In a way, India and Japan show themselves to be an open and democratic bulwark against the malafide conduct of the Rawalpindi-Beijing-Pyongyang axis.

Way ahead:

It is imperative that India and Japan also look beyond their lofty geopolitical aims, at the more basic aspects of bilateral engagement.

  • Stronger economic times needed: The strategic partnership needs stronger economic ties. Today, India-Japan trade languishes at around $15 billion, a quarter of trade with China while Japan-China trade is around $300 billion. The trade numbers—below $15 billion annually in the last two years—do not reflect the economic ties between the third and the fourth largest (on purchasing power parity terms) economies in the world. Long pending defence deals—especially the sale of US-2 amphibious aircraft to India—too haven’t moved forward.
    While Japan is India’s largest donor and the third largest provider of FDI, bilateral trade has steadily declined since 2013, and is down to $13.61 billion in 2016-17 from $14.51 billion the year before.
    The decision to finalise four new locations for special Japanese industrial townships may be only one way of addressing the difficulties businessmen face in India.
  • Both New Delhi and Tokyo have to keep in mind that they have independent relations with China, with problems unique to their own bilateral histories. As they join hands, they cannot wish China away. Thus, the next step in the India-Japan partnership has to be constructive engagement with China.
  • The two countries should work on strengthening security cooperation. If the emerging geopolitical environment helps Japan become a “normal” military power—it is currently restrained by its own Constitution—it will help New Delhi and Tokyo in evolving a robust security architecture in the Indo-Pacific.
  • India needs to change its style of implementing projects abroad, most of which have been plagued by cost and time over-runs. Ensuring effective implementation and setting up mechanisms for delivery will align Mr. Modi’s Act East policy with Mr. Abe’s Free and Open Indo-Pacific Strategy. This alignment sets the stage for the reordering of the Asian strategic landscape.

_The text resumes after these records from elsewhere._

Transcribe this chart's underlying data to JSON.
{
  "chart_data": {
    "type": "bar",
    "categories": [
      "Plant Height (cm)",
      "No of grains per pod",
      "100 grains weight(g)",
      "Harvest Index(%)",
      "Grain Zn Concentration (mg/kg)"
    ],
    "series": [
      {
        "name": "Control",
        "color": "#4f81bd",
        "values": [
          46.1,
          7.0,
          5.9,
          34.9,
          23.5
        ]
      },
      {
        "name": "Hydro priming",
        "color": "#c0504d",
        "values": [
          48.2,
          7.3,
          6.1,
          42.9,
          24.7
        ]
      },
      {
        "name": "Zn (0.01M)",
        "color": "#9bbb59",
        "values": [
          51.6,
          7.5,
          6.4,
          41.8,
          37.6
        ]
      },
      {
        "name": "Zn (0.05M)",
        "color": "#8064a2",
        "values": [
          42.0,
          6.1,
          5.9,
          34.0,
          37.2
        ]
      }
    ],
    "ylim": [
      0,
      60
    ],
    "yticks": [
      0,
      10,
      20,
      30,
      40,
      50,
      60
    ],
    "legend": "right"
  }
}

Thus, it is time to get down to brass tacks and address some of the issues in order to facilitate closer ties between India and Japan, even as the two leaders and militaries forge closer bonds.

Conclusion:
The emerging India-Japan alignment surely sets the stage for the reordering of the Asian strategic landscape. India and Japan are infusing bilateral ties with a sharper geopolitical agenda. Only time will tell if Japan can be new Russia or much more than that for India.

Connecting the dots:

  • Strengthening ties between India and Japan should seen in the context of emerging geopolitical trends viz, rise of China and the shift of the geopolitical centre of gravity from the Euro-Atlantic to the Indo-Pacific region. Analyze.
  • It is imperative that India and Japan look beyond their lofty geopolitical aims, at the more basic aspects of bilateral engagement. Critically analyze.